Scientific classification
- Kingdom: Animalia
- Phylum: Mollusca
- Class: Gastropoda
- Superorder: Hygrophila
- Family: Bulinidae
- Genus: Bulinus
- Species: B. abyssinicus
- Binomial name: Bulinus abyssinicus (von Martens, 1866)
- Synonyms: Physa (Physopsis) abyssinica Martens, 1866; Physopsis meneliki Bourguignat, 1885; Physopsis soleilleti Bourguignat, 1885;

= Bulinus abyssinicus =

- Authority: (von Martens, 1866)
- Conservation status: LC
- Synonyms: Physa (Physopsis) abyssinica Martens, 1866, Physopsis meneliki Bourguignat, 1885, Physopsis soleilleti Bourguignat, 1885

Species of mollusc

Bulinus abyssinicus is a species of tropical freshwater snail with a sinistral shell, an aquatic gastropod mollusk in the family Planorbidae, the ramshorn snails and their allies.

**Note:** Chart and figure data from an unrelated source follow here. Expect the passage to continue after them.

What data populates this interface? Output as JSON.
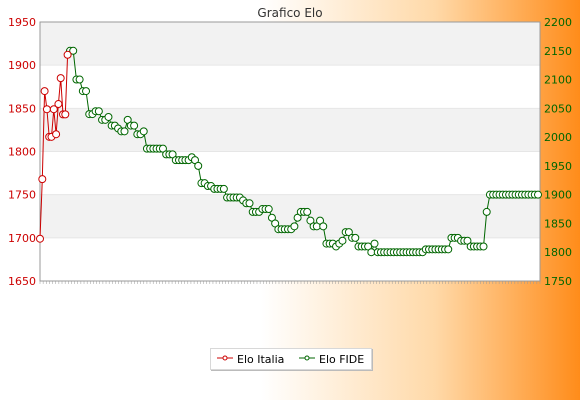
{
  "chart_data": {
    "type": "line",
    "title": "Grafico Elo",
    "colors": {
      "italia": "#cc0000",
      "fide": "#006600"
    },
    "y_left": {
      "min": 1650,
      "max": 1950,
      "ticks": [
        1650,
        1700,
        1750,
        1800,
        1850,
        1900,
        1950
      ]
    },
    "y_right": {
      "min": 1750,
      "max": 2200,
      "ticks": [
        1750,
        1800,
        1850,
        1900,
        1950,
        2000,
        2050,
        2100,
        2150,
        2200
      ]
    },
    "legend": {
      "italia": "Elo Italia",
      "fide": "Elo FIDE"
    },
    "grid": "alternating horizontal bands",
    "series": [
      {
        "name": "Elo Italia",
        "axis": "left",
        "values": [
          1699,
          1768,
          1870,
          1849,
          1817,
          1817,
          1849,
          1820,
          1855,
          1885,
          1843,
          1843,
          1912
        ]
      },
      {
        "name": "Elo FIDE",
        "axis": "right",
        "values": [
          2150,
          2150,
          2100,
          2100,
          2080,
          2080,
          2040,
          2040,
          2045,
          2045,
          2030,
          2030,
          2035,
          2020,
          2020,
          2015,
          2010,
          2010,
          2030,
          2020,
          2020,
          2005,
          2005,
          2010,
          1980,
          1980,
          1980,
          1980,
          1980,
          1980,
          1970,
          1970,
          1970,
          1960,
          1960,
          1960,
          1960,
          1960,
          1965,
          1960,
          1950,
          1920,
          1920,
          1915,
          1915,
          1910,
          1910,
          1910,
          1910,
          1895,
          1895,
          1895,
          1895,
          1895,
          1890,
          1885,
          1885,
          1870,
          1870,
          1870,
          1875,
          1875,
          1875,
          1860,
          1850,
          1840,
          1840,
          1840,
          1840,
          1840,
          1845,
          1860,
          1870,
          1870,
          1870,
          1855,
          1845,
          1845,
          1855,
          1845,
          1815,
          1815,
          1815,
          1810,
          1815,
          1820,
          1835,
          1835,
          1825,
          1825,
          1810,
          1810,
          1810,
          1810,
          1800,
          1815,
          1800,
          1800,
          1800,
          1800,
          1800,
          1800,
          1800,
          1800,
          1800,
          1800,
          1800,
          1800,
          1800,
          1800,
          1800,
          1805,
          1805,
          1805,
          1805,
          1805,
          1805,
          1805,
          1805,
          1825,
          1825,
          1825,
          1820,
          1820,
          1820,
          1810,
          1810,
          1810,
          1810,
          1810,
          1870,
          1900,
          1900,
          1900,
          1900,
          1900,
          1900,
          1900,
          1900,
          1900,
          1900,
          1900,
          1900,
          1900,
          1900,
          1900,
          1900
        ]
      }
    ]
  }
}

The specific name abyssinicus is after Abyssinia, which was the historic name for the Ethiopian Empire, where its type locality is.

==Distribution==
The distribution of Bulinus abyssinicus includes the Lower Valley of the Awash, Ethiopia and Somalia.

The type locality is "southern Abyssinia", which means the Ethiopian Empire, now Ethiopia.

== Description ==
The width of the shell is 9 mm. The height of the shell is 14 mm.

The diploid chromosome number is 2n = 36.

== Ecology ==
This small snail resides in marshes and in pools.

This species is an intermediate host for Schistosoma bovis and Schistosoma haematobium.